Ruedi Habegger, the founder of Pegasos, described Duffy's death as a 'sane suicide'. He told the Daily Mail: 'I can confirm that Wendy Duffy, at her own request, was assisted to die on 24 April and that the procedure was completed without incident and in full compliance with her wishes.' He added that there was no doubt as to her intention, understanding and independence of thought and action.
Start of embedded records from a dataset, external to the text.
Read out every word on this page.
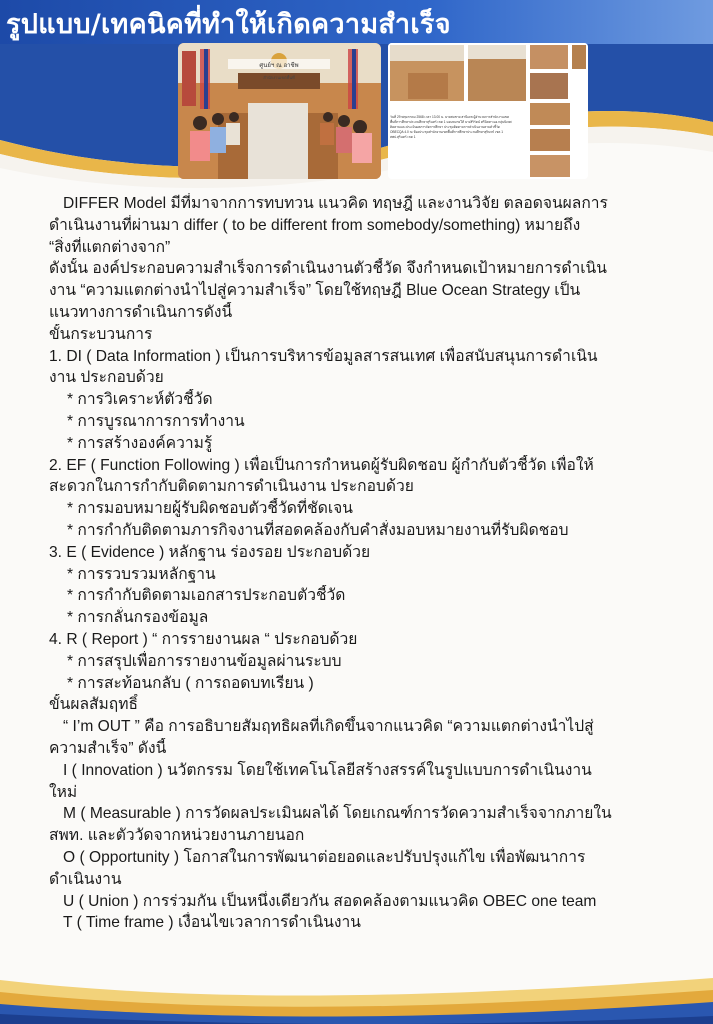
รูปแบบ/เทคนิคที่ทำให้เกิดความสำเร็จ
ศูนย์ฯ ณ อาชีพ
สำนักงานเขตพื้นที่
วันที่ 29 พฤษภาคม 2568 เวลา 13.00 น. นายสมชาย สานีเดช ผู้อำนวยการสำนักงานเขตพื้นที่การศึกษาประถมศึกษาสุรินทร์ เขต 1 มอบหมายให้ นางสิริรัตน์ ศรีนิลทา ผอ.กลุ่มนิเทศติดตามและประเมินผลการจัดการศึกษา ประชุมติดตามการดำเนินงานตามตัวชี้วัด OBECQA 4.0 ณ ห้องประชุมสำนักงานเขตพื้นที่การศึกษาประถมศึกษาสุรินทร์ เขต 1
สพป.สุรินทร์ เขต 1
DIFFER Model มีที่มาจากการทบทวน แนวคิด ทฤษฎี และงานวิจัย ตลอดจนผลการ
ดำเนินงานที่ผ่านมา differ ( to be different from somebody/something) หมายถึง
“สิ่งที่แตกต่างจาก”
ดังนั้น องค์ประกอบความสำเร็จการดำเนินงานตัวชี้วัด จึงกำหนดเป้าหมายการดำเนิน
งาน “ความแตกต่างนำไปสู่ความสำเร็จ” โดยใช้ทฤษฎี Blue Ocean Strategy เป็น
แนวทางการดำเนินการดังนี้
ขั้นกระบวนการ
1. DI ( Data Information ) เป็นการบริหารข้อมูลสารสนเทศ เพื่อสนับสนุนการดำเนิน
งาน ประกอบด้วย
* การวิเคราะห์ตัวชี้วัด
* การบูรณาการการทำงาน
* การสร้างองค์ความรู้
2. EF ( Function Following ) เพื่อเป็นการกำหนดผู้รับผิดชอบ ผู้กำกับตัวชี้วัด เพื่อให้
สะดวกในการกำกับติดตามการดำเนินงาน ประกอบด้วย
* การมอบหมายผู้รับผิดชอบตัวชี้วัดที่ชัดเจน
* การกำกับติดตามภารกิจงานที่สอดคล้องกับคำสั่งมอบหมายงานที่รับผิดชอบ
3. E ( Evidence ) หลักฐาน ร่องรอย ประกอบด้วย
* การรวบรวมหลักฐาน
* การกำกับติดตามเอกสารประกอบตัวชี้วัด
* การกลั่นกรองข้อมูล
4. R ( Report ) “ การรายงานผล “ ประกอบด้วย
* การสรุปเพื่อการรายงานข้อมูลผ่านระบบ
* การสะท้อนกลับ ( การถอดบทเรียน )
ขั้นผลสัมฤทธิ์
“ I’m OUT ” คือ การอธิบายสัมฤทธิผลที่เกิดขึ้นจากแนวคิด “ความแตกต่างนำไปสู่
ความสำเร็จ” ดังนี้
I ( Innovation ) นวัตกรรม โดยใช้เทคโนโลยีสร้างสรรค์ในรูปแบบการดำเนินงาน
ใหม่
M ( Measurable ) การวัดผลประเมินผลได้ โดยเกณฑ์การวัดความสำเร็จจากภายใน
สพท. และตัววัดจากหน่วยงานภายนอก
O ( Opportunity ) โอกาสในการพัฒนาต่อยอดและปรับปรุงแก้ไข เพื่อพัฒนาการ
ดำเนินงาน
U ( Union ) การร่วมกัน เป็นหนึ่งเดียวกัน สอดคล้องตามแนวคิด OBEC one team
T ( Time frame ) เงื่อนไขเวลาการดำเนินงาน
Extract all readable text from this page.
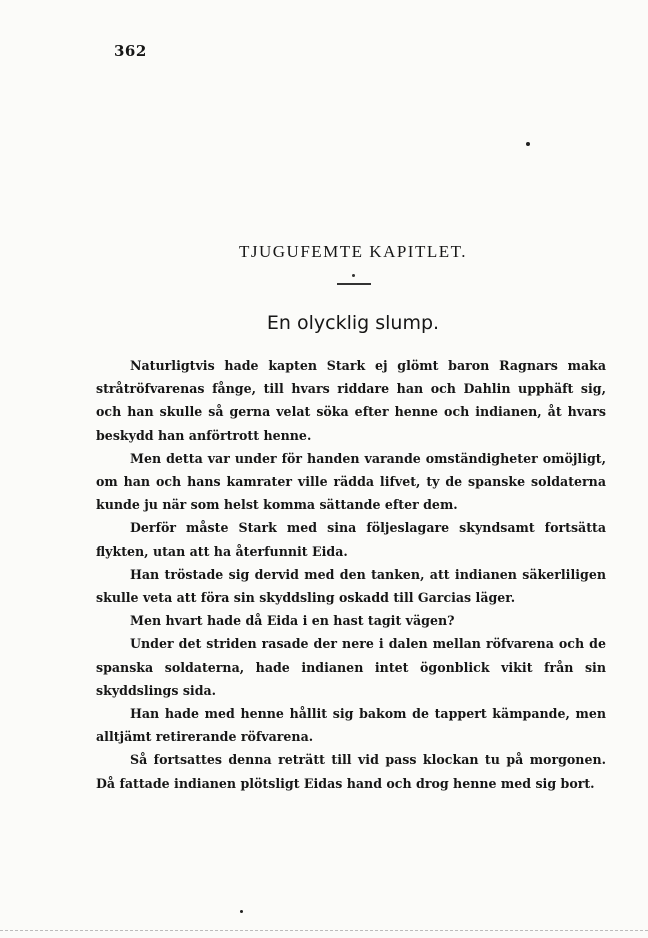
362
TJUGUFEMTE KAPITLET.
En olycklig slump.

Naturligtvis hade kapten Stark ej glömt baron Ragnars maka stråtröfvarenas fånge, till hvars riddare han och Dahlin upphäft sig, och han skulle så gerna velat söka efter henne och indianen, åt hvars beskydd han anförtrott henne.

Men detta var under för handen varande omständigheter omöjligt, om han och hans kamrater ville rädda lifvet, ty de spanske soldaterna kunde ju när som helst komma sättande efter dem.

Derför måste Stark med sina följeslagare skyndsamt fortsätta flykten, utan att ha återfunnit Eida.

Han tröstade sig dervid med den tanken, att indianen säkerliligen skulle veta att föra sin skyddsling oskadd till Garcias läger.

Men hvart hade då Eida i en hast tagit vägen?

Under det striden rasade der nere i dalen mellan röfvarena och de spanska soldaterna, hade indianen intet ögonblick vikit från sin skyddslings sida.

Han hade med henne hållit sig bakom de tappert kämpande, men alltjämt retirerande röfvarena.

Så fortsattes denna reträtt till vid pass klockan tu på morgonen. Då fattade indianen plötsligt Eidas hand och drog henne med sig bort.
Duffy's son died after choking on a sandwich that became lodged in his windpipe, starving his brain of oxygen. She had told the Daily Mail that she paid Pegasos £10,000 and that her siblings knew she had applied to the clinic. She said: 'My life, my choice. I wish this was available in the UK, then I wouldn't have to go to Switzerland at all.'
The case comes as assisted dying legislation in England and Wales, branded 'hopelessly flawed' by opponents, ran out of time to be passed by parliament. The terminally ill adults (end of life) bill, which had been making its way through parliament for 18 months, fell on Friday. The bill had proposed allowing adults with fewer than six months to live to apply for an assisted death, subject to approval by two doctors and an expert panel. Duffy's case would likely not have met these conditions.
In 2024, a 29-year-old Dutch woman was granted her request for assisted dying on grounds of unbearable mental suffering. Zoraya ter Beek received final approval after a three-and-a-half-year process under a law passed in the Netherlands in 2002.